The Skills Funding Statement offered unpalatable certainty, but did it also help pave the way for the HMRC apprenticeship funding plan?

Adult apprenticeships emerged as a top funding priority for the government in the Skills Funding Statement last month, according to Mark Corney. He looks at the implications this might have for the HMRC funding plan and also 16 and 17-year-old apprenticeships

The skills funding statement (SFS), published alongside the Higher Education Funding Council for England grant letter, had some important implications for the reform of apprenticeship funding.

The statement confirms turning loan funding for 24+ level three and four apprenticeships into grant funding distributed at the moment to providers.

The decision to introduce individual loans for this group of adult apprentices was forced on the Department for Business, Innovation and Skills (BIS) by the Treasury at the last minute as part of Spending Review 2010.
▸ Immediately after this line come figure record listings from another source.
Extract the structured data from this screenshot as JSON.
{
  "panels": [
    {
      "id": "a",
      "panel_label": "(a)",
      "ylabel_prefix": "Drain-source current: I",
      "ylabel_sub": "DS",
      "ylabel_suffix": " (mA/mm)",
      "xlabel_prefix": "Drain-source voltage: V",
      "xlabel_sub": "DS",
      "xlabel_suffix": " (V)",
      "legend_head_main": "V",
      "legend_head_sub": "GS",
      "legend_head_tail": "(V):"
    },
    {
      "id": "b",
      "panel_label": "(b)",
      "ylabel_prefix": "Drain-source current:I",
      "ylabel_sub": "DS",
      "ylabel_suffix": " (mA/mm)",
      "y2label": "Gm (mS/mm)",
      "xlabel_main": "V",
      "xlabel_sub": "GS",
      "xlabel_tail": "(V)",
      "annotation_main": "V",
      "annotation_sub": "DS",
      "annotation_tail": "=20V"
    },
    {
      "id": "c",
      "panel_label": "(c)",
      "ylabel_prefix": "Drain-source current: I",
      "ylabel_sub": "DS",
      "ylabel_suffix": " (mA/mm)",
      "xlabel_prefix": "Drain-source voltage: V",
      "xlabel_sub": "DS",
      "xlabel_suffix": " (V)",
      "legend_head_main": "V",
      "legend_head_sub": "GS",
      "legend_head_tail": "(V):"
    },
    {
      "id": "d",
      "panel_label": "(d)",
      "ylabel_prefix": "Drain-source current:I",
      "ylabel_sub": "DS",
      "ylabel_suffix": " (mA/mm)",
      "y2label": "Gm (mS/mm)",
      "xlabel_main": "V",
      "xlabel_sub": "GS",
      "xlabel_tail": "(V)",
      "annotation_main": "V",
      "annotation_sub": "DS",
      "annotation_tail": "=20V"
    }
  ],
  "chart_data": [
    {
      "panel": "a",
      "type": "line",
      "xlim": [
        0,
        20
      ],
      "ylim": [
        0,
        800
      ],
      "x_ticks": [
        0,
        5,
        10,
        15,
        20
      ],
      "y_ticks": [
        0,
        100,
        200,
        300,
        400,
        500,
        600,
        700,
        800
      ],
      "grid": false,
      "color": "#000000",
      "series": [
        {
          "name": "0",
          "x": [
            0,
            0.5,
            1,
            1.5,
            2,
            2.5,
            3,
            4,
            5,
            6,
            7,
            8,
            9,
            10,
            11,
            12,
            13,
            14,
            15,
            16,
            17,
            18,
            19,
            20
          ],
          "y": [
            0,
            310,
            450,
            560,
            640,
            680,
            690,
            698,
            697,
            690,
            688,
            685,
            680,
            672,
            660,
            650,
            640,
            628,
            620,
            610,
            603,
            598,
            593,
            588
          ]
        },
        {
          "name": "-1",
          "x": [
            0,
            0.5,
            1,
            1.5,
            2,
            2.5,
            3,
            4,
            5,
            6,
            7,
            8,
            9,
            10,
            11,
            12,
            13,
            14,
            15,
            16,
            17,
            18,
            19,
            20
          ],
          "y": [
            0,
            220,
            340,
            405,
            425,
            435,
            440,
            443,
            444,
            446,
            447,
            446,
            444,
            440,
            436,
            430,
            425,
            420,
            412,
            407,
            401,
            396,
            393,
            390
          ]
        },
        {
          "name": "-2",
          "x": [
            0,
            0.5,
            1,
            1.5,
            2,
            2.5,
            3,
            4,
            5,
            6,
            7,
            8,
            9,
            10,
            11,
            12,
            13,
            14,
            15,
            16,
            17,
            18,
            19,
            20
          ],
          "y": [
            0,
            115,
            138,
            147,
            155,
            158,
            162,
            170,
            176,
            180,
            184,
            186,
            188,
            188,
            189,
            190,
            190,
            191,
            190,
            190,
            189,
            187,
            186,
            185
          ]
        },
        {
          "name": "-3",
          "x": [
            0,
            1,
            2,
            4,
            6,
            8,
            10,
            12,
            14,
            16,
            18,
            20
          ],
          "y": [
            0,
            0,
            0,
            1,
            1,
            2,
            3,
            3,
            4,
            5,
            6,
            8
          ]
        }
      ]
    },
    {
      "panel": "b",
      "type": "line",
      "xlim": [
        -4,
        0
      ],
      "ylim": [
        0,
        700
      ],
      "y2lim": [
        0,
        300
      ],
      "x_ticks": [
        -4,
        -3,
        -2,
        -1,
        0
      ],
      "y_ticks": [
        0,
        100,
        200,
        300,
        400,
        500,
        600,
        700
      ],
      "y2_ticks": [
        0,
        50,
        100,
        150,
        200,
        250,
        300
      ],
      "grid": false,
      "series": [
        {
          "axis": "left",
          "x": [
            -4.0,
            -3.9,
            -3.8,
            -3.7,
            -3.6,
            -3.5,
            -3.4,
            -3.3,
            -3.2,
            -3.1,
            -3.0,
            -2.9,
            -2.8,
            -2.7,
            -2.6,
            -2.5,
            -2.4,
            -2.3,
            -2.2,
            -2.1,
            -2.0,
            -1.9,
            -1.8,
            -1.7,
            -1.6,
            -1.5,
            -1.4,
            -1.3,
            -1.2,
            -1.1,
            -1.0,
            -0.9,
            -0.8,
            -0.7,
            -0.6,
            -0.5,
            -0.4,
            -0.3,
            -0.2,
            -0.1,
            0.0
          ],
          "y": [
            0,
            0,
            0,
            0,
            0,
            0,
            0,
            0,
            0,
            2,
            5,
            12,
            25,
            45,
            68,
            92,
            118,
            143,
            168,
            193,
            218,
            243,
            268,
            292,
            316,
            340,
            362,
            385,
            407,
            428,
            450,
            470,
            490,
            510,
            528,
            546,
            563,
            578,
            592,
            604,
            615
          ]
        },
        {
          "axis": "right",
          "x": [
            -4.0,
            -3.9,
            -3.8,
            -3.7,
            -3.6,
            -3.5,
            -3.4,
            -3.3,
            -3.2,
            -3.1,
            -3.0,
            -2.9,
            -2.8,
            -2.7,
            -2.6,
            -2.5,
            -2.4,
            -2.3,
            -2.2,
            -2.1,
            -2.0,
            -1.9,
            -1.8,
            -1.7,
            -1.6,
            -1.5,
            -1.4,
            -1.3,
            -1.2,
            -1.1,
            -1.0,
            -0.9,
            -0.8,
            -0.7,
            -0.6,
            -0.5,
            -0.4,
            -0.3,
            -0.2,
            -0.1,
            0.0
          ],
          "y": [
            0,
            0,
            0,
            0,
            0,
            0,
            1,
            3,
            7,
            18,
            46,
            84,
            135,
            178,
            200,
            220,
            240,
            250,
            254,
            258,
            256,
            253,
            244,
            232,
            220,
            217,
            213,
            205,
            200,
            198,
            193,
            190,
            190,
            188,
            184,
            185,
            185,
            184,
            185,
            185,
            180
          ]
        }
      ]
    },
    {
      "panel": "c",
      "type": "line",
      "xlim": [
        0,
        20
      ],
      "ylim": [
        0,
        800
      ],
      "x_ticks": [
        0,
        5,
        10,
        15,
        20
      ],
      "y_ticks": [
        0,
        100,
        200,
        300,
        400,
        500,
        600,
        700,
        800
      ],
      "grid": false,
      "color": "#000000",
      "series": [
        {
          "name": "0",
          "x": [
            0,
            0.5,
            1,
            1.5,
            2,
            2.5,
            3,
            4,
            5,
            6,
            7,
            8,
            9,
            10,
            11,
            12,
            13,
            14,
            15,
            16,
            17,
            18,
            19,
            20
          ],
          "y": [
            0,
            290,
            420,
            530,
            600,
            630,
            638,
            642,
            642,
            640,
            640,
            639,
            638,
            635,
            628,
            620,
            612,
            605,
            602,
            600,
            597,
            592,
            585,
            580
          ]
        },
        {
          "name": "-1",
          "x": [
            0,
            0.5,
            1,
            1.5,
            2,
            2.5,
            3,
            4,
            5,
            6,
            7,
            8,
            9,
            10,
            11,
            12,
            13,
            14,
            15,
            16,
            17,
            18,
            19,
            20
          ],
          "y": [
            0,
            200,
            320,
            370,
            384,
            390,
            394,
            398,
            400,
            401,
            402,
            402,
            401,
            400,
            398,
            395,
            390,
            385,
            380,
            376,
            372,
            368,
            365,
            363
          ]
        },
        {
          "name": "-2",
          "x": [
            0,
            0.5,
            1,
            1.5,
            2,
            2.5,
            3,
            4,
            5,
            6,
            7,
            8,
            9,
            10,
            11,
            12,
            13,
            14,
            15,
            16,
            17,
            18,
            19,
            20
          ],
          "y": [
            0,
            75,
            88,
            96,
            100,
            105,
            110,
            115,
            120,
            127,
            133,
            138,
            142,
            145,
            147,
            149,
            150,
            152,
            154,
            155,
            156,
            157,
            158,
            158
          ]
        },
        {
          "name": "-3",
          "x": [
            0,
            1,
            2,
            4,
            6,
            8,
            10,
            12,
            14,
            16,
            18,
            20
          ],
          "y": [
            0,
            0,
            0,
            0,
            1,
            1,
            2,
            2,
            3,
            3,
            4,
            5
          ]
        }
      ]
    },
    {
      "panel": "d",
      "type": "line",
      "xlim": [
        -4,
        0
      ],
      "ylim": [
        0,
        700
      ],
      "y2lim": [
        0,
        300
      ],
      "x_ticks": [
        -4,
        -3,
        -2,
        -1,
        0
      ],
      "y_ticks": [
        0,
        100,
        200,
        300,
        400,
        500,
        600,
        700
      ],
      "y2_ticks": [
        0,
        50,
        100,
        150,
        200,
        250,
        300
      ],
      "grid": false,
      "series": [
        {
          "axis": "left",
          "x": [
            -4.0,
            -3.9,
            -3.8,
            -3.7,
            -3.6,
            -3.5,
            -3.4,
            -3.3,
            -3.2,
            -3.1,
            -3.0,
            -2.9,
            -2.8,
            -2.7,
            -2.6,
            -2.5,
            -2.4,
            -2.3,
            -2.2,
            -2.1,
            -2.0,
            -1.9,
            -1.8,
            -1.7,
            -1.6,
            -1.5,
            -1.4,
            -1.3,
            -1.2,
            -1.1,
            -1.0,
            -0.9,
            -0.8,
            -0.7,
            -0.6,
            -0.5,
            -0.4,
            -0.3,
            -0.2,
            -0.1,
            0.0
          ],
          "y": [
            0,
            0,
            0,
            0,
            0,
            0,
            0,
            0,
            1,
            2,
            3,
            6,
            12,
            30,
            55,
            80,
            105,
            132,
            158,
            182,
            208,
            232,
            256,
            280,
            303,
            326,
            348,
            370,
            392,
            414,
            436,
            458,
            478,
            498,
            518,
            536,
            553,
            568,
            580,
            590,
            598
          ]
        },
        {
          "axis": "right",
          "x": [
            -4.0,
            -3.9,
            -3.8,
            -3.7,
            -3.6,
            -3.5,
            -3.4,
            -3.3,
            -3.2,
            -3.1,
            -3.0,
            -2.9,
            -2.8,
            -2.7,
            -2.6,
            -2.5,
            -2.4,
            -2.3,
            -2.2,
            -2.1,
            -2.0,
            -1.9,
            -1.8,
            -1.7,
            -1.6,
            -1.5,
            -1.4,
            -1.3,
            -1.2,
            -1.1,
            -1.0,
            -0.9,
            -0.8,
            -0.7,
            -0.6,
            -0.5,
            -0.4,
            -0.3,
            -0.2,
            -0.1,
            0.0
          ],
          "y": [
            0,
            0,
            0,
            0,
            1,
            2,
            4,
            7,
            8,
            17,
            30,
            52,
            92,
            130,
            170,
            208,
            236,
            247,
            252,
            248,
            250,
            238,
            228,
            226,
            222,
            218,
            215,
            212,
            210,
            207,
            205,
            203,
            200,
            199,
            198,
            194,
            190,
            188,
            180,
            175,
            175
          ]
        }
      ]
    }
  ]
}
Individual loans for 24+ level three and four FE courses were already agreed, but extra savings had to be found and so income contingent loans were extended to 24+ level three and four apprenticeships as well.

Always at odds with employer ownership and placing purchasing power into the hands of each employer over public funding of post-16 apprenticeships, the fact that all apprenticeship funding takes the form of grants means the Coalition is now in a position to take the next steps in routing public funding through HMRC system and introducing compulsory employer cash contributions.

More importantly, perhaps, the SFS removes any assumption about the minimum level of planned expenditure on adult apprenticeships within the grant funded adult skills budget (ASB).

In 2015/16, the grant-funded ASB is planned to be £2bn.

Although the precise details of the HMRC system to be used and the alternative for small businesses are important, they are second order issues

The SFS emphasises that funding of adult apprenticeships is the top priority for public support with 19 to 24 traineeships and training for unemployed adults a close second and third.

Previous SFS announcements placed a minimum level of grant and loan funding in cash terms for adult apprenticeships of £770m for 2014/15.

Given that funding for adult apprenticeships is the top priority for public funding and the Prime Minister in the New Year championed more 18 to 24 apprenticeships, a fair judgement is that the sky is the limit within the £2bn ASB.

In effect, BIS wants employers to drive up demand for adult apprenticeships to the maximum available from the ASB.

Apart from the political consensus for more apprentices, especially for 18 to 24-year-olds, and the economic benefits apprenticeships bring, there are specific reasons for wanting spending on adult apprenticeship to be higher than £770m.

In 2013/14, planned spending by the Department for Education on 16 to 18 apprenticeships was £810m. Adding this allocation to the minimum level of planned expenditure by BIS on adult apprenticeships of £770m gives a total of about £1.6bn.

This is not a large sum of public spending in the scheme of things to involve HMRC in its distribution to each employer participating in post-16 apprenticeships. And indeed, less than £1.6bn might need to be routed through HMRC systems if an alternative approach is required for small firms supporting apprentices.

In other words, bumping up spending on adult apprenticeships and in turn overall planned expenditure to more than £1.6bn, whatever the decision for small firms strengthens the case for harnessing large scale national systems operated by HMRC.

A biblical flood requires help from the military: the odd river bursting its banks does not.

A technical specification for the new apprenticeship funding system is due to be published in the spring. But there are critical policy decisions the Coalition must also make.

Although the precise details of the HMRC system to be used and the alternative for small businesses are important, they are second order issues.

The first order issue remains compulsory employer cash contributions (CECCs). More specifically, the Coalition must decide whether it is sensible for CECCs to apply to apprentices starting at 16 and 17 given that the numbers doing so are only 25,000 and 35,000 respectively.

CECCs for 16 to 17-year-olds could weaken employer demand at a time when raising of the participation age to the 18th birthday requires this age group be in some form of education and training.

England has a small 16 to 17 apprenticeship sector, but a growing adult apprenticeship sector. Decisions on CECCs for 16 to 17 apprenticeships will determine whether this sector of the apprenticeship system survives or withers further away.